Importação de carne mais lenta da China piora a escassez de proteínas


O ritmo cada vez menor das importações de carne da China, graças às duras medidas contra a contaminação por coronavírus, fornecerá suporte adicional aos preços já impulsionados por uma grave escassez de carne suína, disseram analistas.

As compras de carne de porco e outras carnes aumentaram este ano depois que a produção doméstica encolheu 30% após um surto de peste suína africana que devastou o rebanho de suínos da China, mas as recentes medidas anti-contaminação ameaçam reduzir as importações.

Pequim suspendeu as importações de mais de 20 plantas estrangeiras que processam carne de porco, carne bovina e aves desde meados de junho, depois que os trabalhadores foram infectados com o vírus.

Agora presos nos portos estão os produtos de algumas plantas embarcadas antes da suspensão, disse Grace Gao, gerente da importadora de Dalian, Goldrich International, que tem dois desses contêineres.

"Você não pode receber a entrega, mesmo que tenha recebido um teste negativo", disse ela.

Enquanto centenas de outras plantas mantêm suas aprovações para enviar para a China, os testes de vírus estão atrasando a liberação de portos para contêineres.

As importações já começaram a desacelerar depois que os preços enfraqueceram na China em março e abril e os exportadores enfrentaram surtos de vírus.


As importações estão agora cerca de 15% mais caras que no início de junho, disse Shi Lei, gerente da importadora de carne Beijing Hopewise International Trading Co.

"O carregamento de carne bovina em junho caiu de 30% para 40%", disse ele.
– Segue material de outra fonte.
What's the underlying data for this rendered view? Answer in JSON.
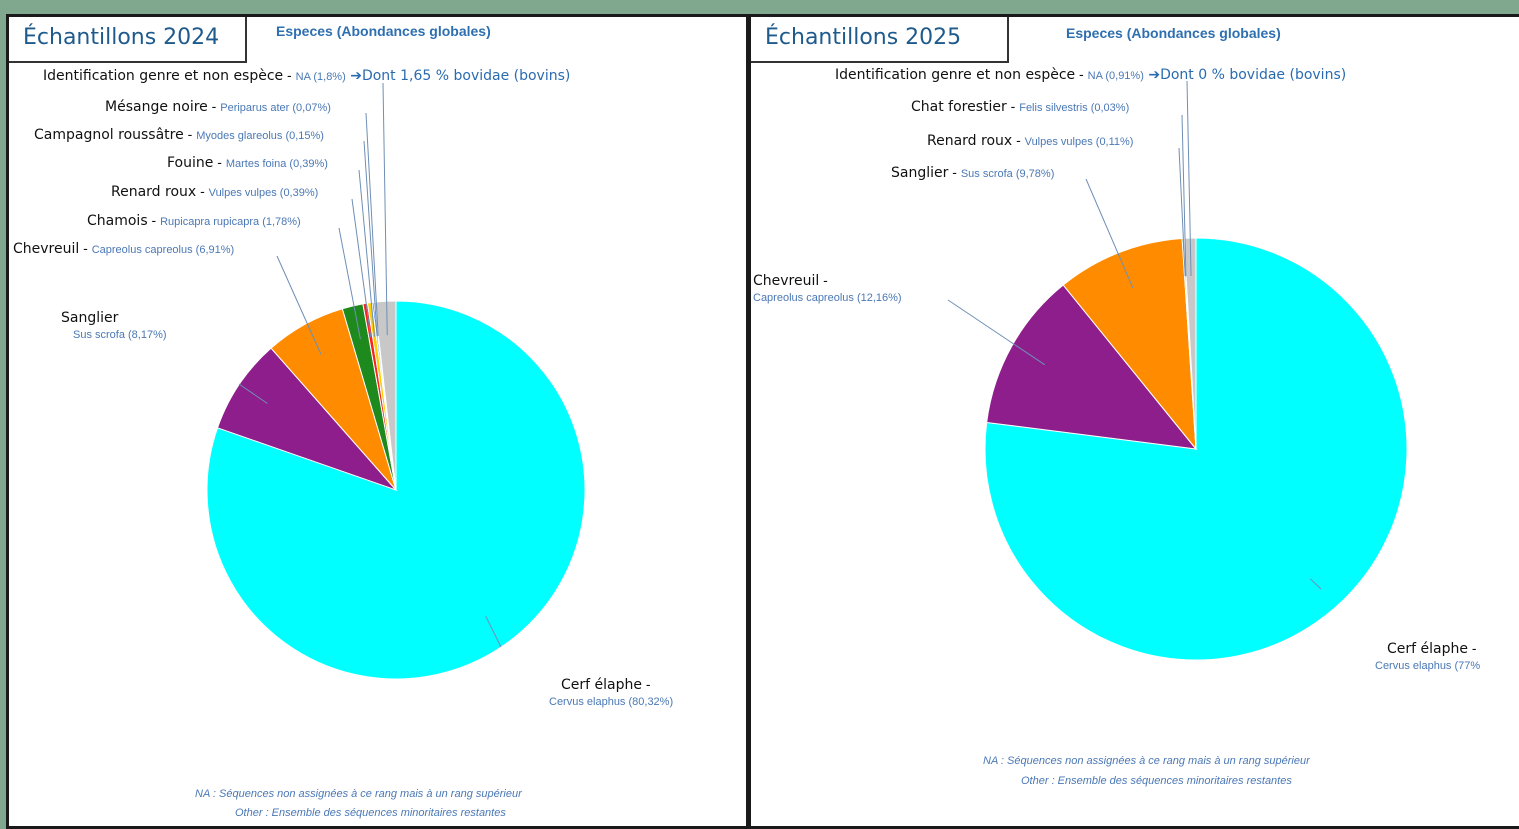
{
  "chart_data": [
    {
      "type": "pie",
      "panel": "Échantillons 2024",
      "title": "Especes (Abondances globales)",
      "slices": [
        {
          "common": "Cerf élaphe",
          "sci": "Cervus elaphus (80,32%)",
          "value": 80.32,
          "color": "#00ffff"
        },
        {
          "common": "Sanglier",
          "sci": "Sus scrofa (8,17%)",
          "value": 8.17,
          "color": "#8e1e8c"
        },
        {
          "common": "Chevreuil",
          "sci": "Capreolus capreolus (6,91%)",
          "value": 6.91,
          "color": "#ff8c00"
        },
        {
          "common": "Chamois",
          "sci": "Rupicapra rupicapra (1,78%)",
          "value": 1.78,
          "color": "#1e8a1e"
        },
        {
          "common": "Renard roux",
          "sci": "Vulpes vulpes (0,39%)",
          "value": 0.39,
          "color": "#ff2020"
        },
        {
          "common": "Fouine",
          "sci": "Martes foina (0,39%)",
          "value": 0.39,
          "color": "#ffd000"
        },
        {
          "common": "Campagnol roussâtre",
          "sci": "Myodes glareolus (0,15%)",
          "value": 0.15,
          "color": "#3a7bd5"
        },
        {
          "common": "Mésange noire",
          "sci": "Periparus ater (0,07%)",
          "value": 0.07,
          "color": "#b05ac0"
        },
        {
          "common": "Identification genre et non espèce",
          "sci": "NA (1,8%)",
          "value": 1.8,
          "color": "#c8c8c8"
        }
      ],
      "note": "Dont 1,65 % bovidae (bovins)",
      "footnote_1": "NA : Séquences non assignées à ce rang mais à un rang supérieur",
      "footnote_2": "Other : Ensemble des séquences minoritaires restantes"
    },
    {
      "type": "pie",
      "panel": "Échantillons 2025",
      "title": "Especes (Abondances globales)",
      "slices": [
        {
          "common": "Cerf élaphe",
          "sci": "Cervus elaphus (77%",
          "value": 77.0,
          "color": "#00ffff"
        },
        {
          "common": "Chevreuil",
          "sci": "Capreolus capreolus (12,16%)",
          "value": 12.16,
          "color": "#8e1e8c"
        },
        {
          "common": "Sanglier",
          "sci": "Sus scrofa (9,78%)",
          "value": 9.78,
          "color": "#ff8c00"
        },
        {
          "common": "Renard roux",
          "sci": "Vulpes vulpes (0,11%)",
          "value": 0.11,
          "color": "#1e8a1e"
        },
        {
          "common": "Chat forestier",
          "sci": "Felis silvestris (0,03%)",
          "value": 0.03,
          "color": "#3a7bd5"
        },
        {
          "common": "Identification genre et non espèce",
          "sci": "NA (0,91%)",
          "value": 0.91,
          "color": "#c8c8c8"
        }
      ],
      "note": "Dont 0 % bovidae (bovins)",
      "footnote_1": "NA : Séquences non assignées à ce rang mais à un rang supérieur",
      "footnote_2": "Other : Ensemble des séquences minoritaires restantes"
    }
  ]
}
As importações menores seguem um aumento nos preços domésticos desde meados de maio, para o nível de cerca de 38 yuans (US $ 5,44) por kg de suínos vivos, pairando perto de um recorde estabelecido em outubro passado.

Os analistas culpam a oferta apertada por grande parte do aumento, à medida que o consumo começa a se recuperar.

Dados oficiais mostram que o número de porcos abatidos ainda cai 30% em maio no ano, disse Wang Lisheng, economista da Nomura International.

"Isso não é um bom presságio para o suprimento de carne suína da China no curto prazo", disse ele, acrescentando que fortes chuvas e inundações podem restringir a criação de porcos e a entrega de suínos no sul da China, talvez por alguns meses.

A pandemia no exterior também pode suportar os preços restringindo as exportações, acrescentou, embora esse impacto seja menor se comparado ao déficit de oferta doméstica.